Japanese auto brake system demo crash echoes Top Gear smash of Mazda CX-5

Mazda logo14 Nov 2013

A POLICE investigation into a crash of a Mazda CX-5 in Japan during a dealership demonstration of the new automatic braking system is focusing on whether the driver adhered to company safety guidelines.

The system – dubbed Smart City Brake Support – is designed to minimise rear-end crashes in urban driving at speeds of between 4 and 30km/h.

In the Japanese incident in Fukaya last week, the CX-5 apparently hit a fence during a safety equipment demonstration, injuring a customer and dealership employee, with the latter suffering a broken arm.

Top Gear’s Jeremy Clarkson also crashed a CX-5 into the back of another vehicle while testing the braking system for a segment on a show filmed earlier this year and screened in Australia in the past week.

In that case, Clarkson turned suddenly into the back of the Volkswagen Tiguan, giving the system no chance to detect the obstacle and stop in time.

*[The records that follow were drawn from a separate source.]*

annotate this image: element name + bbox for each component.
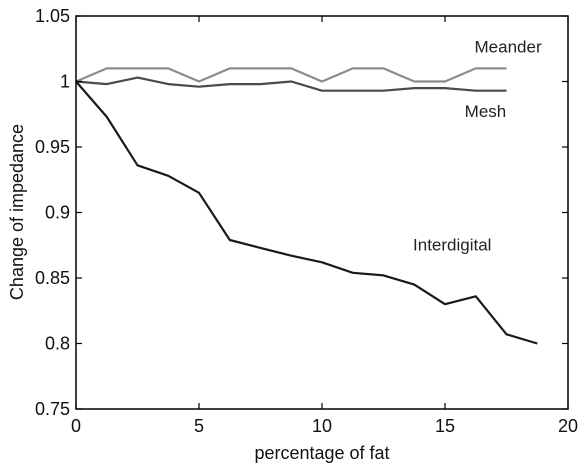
series-line-meander: [75, 67, 507, 83]
labels-layer: percentage of fat Change of impedance: [7, 124, 390, 463]
y-tick-label: 0.85: [35, 268, 70, 288]
series-layer: Meander Mesh Interdigital: [75, 38, 542, 345]
series-line-mesh: [75, 76, 507, 92]
x-tick-label: 5: [194, 416, 204, 436]
x-tick-label: 0: [71, 416, 81, 436]
series-label-mesh: Mesh: [465, 102, 507, 121]
y-tick-label: 0.9: [45, 203, 70, 223]
y-tick-label: 1: [60, 72, 70, 92]
series-line-interdigital: [75, 80, 538, 345]
x-tick-label: 10: [312, 416, 332, 436]
series-label-interdigital: Interdigital: [413, 235, 491, 254]
y-axis-label: Change of impedance: [7, 124, 27, 300]
x-axis-label: percentage of fat: [254, 443, 389, 463]
x-tick-label: 20: [558, 416, 578, 436]
y-tick-label: 0.8: [45, 334, 70, 354]
series-label-meander: Meander: [475, 38, 542, 57]
y-tick-label: 0.75: [35, 399, 70, 419]
plot-background: [76, 16, 568, 409]
y-tick-label: 1.05: [35, 6, 70, 26]
plot-frame: [75, 15, 569, 410]
x-tick-label: 15: [435, 416, 455, 436]
y-tick-label: 0.95: [35, 137, 70, 157]
axes-layer: 0 5 10 15 20 0.75 0.8 0.85 0.9 0.95 1 1.05: [35, 6, 578, 436]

The diesel CX-5’s intercooler was smashed in the impact, requiring it to be towed away for repairs.

In Japan this week, Mazda announced that all such demonstrations had been suspended pending the outcome of the investigation by Japanese police and the introduction of any necessary counter measures.

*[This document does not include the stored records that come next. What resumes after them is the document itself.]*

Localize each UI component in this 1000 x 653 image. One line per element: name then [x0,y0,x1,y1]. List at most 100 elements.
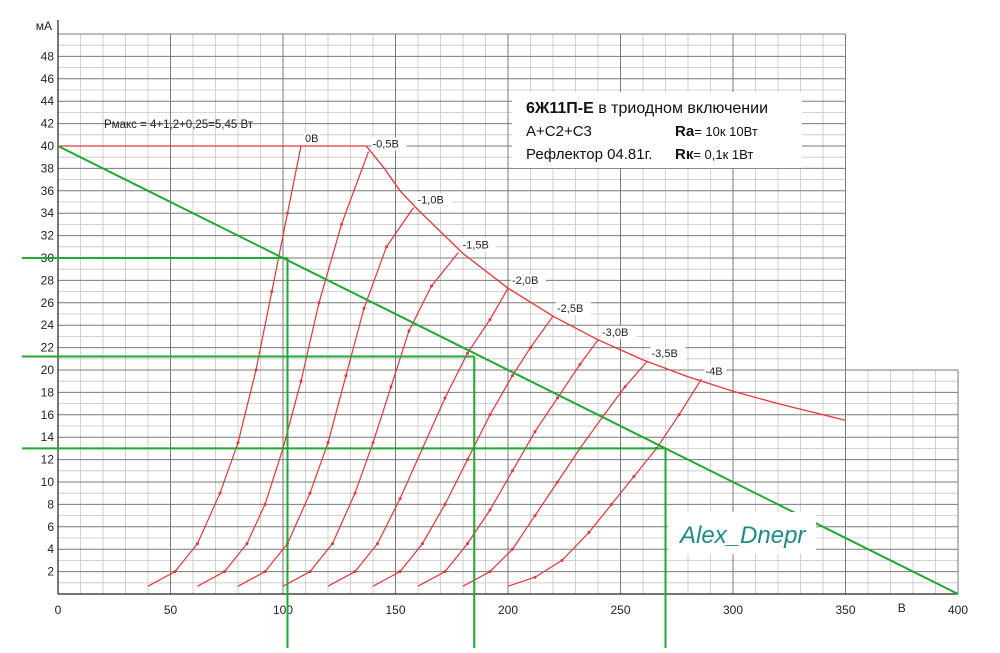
y-tick-label: 28 [41,273,55,287]
y-tick-label: 46 [41,72,55,86]
curve-marker [443,396,447,400]
y-tick-label: 44 [41,94,55,108]
x-tick-label: 250 [610,603,630,617]
y-tick-label: 32 [41,229,55,243]
x-tick-label: 0 [55,603,62,617]
curve-marker [263,502,267,506]
y-tick-label: 26 [41,296,55,310]
info-title-rest: в триодном включении [594,100,768,117]
curve-label-bg [650,347,686,361]
curve-marker [610,502,613,506]
curve-label-bg [304,132,320,145]
curve-marker [353,570,357,574]
curve-label: -4В [706,366,723,378]
y-tick-label: 4 [47,542,54,556]
curve-marker [344,374,348,378]
curve-marker [385,245,388,249]
curve-label: -0,5В [373,139,399,151]
curve-marker [371,441,375,445]
curve-marker [511,547,514,551]
curve-marker [398,497,402,501]
info-title-bold: 6Ж11П-Е [526,100,594,117]
x-axis-unit: В [898,601,906,615]
curve-marker [389,385,393,389]
curve-marker [556,396,559,400]
curve-label: -1,0В [418,195,444,207]
y-axis-unit: мА [36,19,52,33]
signature-box: Alex_Dnepr [668,512,816,554]
curve-marker [556,480,559,484]
curve-marker [340,222,343,226]
curve-label-bg [416,193,452,207]
info-rk-label: Rк [675,146,694,163]
x-tick-label: 150 [385,603,405,617]
signature: Alex_Dnepr [678,522,806,549]
curve-marker [286,211,289,215]
curve-marker [488,508,492,512]
curve-marker [623,385,627,389]
curve-marker [326,441,330,445]
curve-marker [308,570,312,574]
info-line2-left: А+С2+С3 [526,123,592,140]
curve-marker [533,514,537,518]
x-tick-label: 350 [835,603,855,617]
y-tick-label: 34 [41,206,55,220]
curve-marker [317,301,321,305]
curve-label: -2,5В [557,303,583,315]
axes [57,20,958,595]
curve-label-bg [704,364,727,378]
y-tick-label: 10 [41,475,55,489]
info-box: 6Ж11П-Е в триодном включении А+С2+С3 Rа=… [512,92,802,168]
signature-bg [668,512,816,554]
curve-marker [488,570,492,574]
y-tick-label: 36 [41,184,55,198]
y-tick-label: 16 [41,408,55,422]
curve-label-bg [371,137,407,151]
tick-labels: 2468101214161820222426283032343638404244… [36,19,969,617]
load-and-guide-lines [22,145,959,648]
y-tick-label: 6 [47,520,54,534]
info-rk-value: = 0,1к 1Вт [693,147,753,162]
curve-marker [421,542,424,546]
x-tick-label: 200 [498,603,518,617]
curve-label-bg [511,274,546,288]
curve-label: -3,0В [602,327,628,339]
info-ra-label: Rа [675,123,695,140]
curve-marker [331,542,334,546]
curve-marker [587,530,591,534]
y-tick-label: 22 [41,341,55,355]
curve-marker [299,379,303,383]
x-tick-label: 50 [164,603,178,617]
curve-marker [254,368,258,372]
curve-marker [511,469,514,473]
x-tick-label: 300 [723,603,743,617]
x-tick-label: 400 [948,603,968,617]
curve-marker [263,570,267,574]
curve-marker [245,542,249,546]
curve-marker [560,558,564,562]
curve-marker [353,491,357,495]
curve-marker [362,306,366,310]
curve-marker [443,570,447,574]
y-tick-label: 48 [41,49,55,63]
y-tick-label: 42 [41,117,55,131]
curve-marker [511,374,514,378]
y-tick-label: 12 [41,453,55,467]
y-tick-label: 40 [41,139,55,153]
curve-labels: 0В -0,5В -1,0В -1,5В -2,0В -2,5В -3,0В -3,5В -4В [304,132,727,378]
curve-marker [218,491,222,495]
pmax-label: Рмакс = 4+1,2+0,25=5,45 Вт [104,119,254,131]
curve-marker [376,542,379,546]
curve-label: -3,5В [652,348,678,360]
curve-label: -1,5В [463,239,489,251]
y-tick-label: 14 [41,430,55,444]
curve-marker [488,318,492,322]
curve-marker [430,284,433,288]
y-tick-label: 20 [41,363,55,377]
info-box-bg [512,92,802,168]
curve-marker [529,346,532,350]
info-line3-right: Rк= 0,1к 1Вт [675,146,753,163]
pmax-curve [58,145,846,422]
info-line2-right: Rа= 10к 10Вт [675,123,758,140]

The automatic braking system, which has just been introduced on the CX-5 range in Australia, uses a laser to detect the vehicle in front and initiate braking to prevent or minimise any impact.

Like all such systems introduced on a wide range of cars from other manufacturers including Volvo, Mercedes-Benz and Subaru, the system is not foolproof.

Mazda says a number of factors can stop the system from operating as expected.

“For this reason, Mazda instructs all dealerships throughout Japan to carry out safety feature demonstration drives only under a strict set of conditions which define elements such as the size, type and distance of the obstacle, surrounding environment, vehicle speed and driver’s actions,” it said in a media release.

Mazda said both it and the dealership were co-operating fully with the police in the investigation “to understand the causes of the accident as soon as possible so that countermeasures to prevent similar accidents occurring in the future can be implemented”.

Although Mazda said it had not received any reports of accidents on public roads due to a malfunction of the auto brake system, the Top Gear incident appeared to be filmed on a public road, or at least a public car-park.

In Australia, the brake system has already been introduced on the Mazda6, and this week was added to the CX-5 Akera flagship as standard equipment, and as an option as part of the safety pack on the mid-range CX-5 Maxx Sport.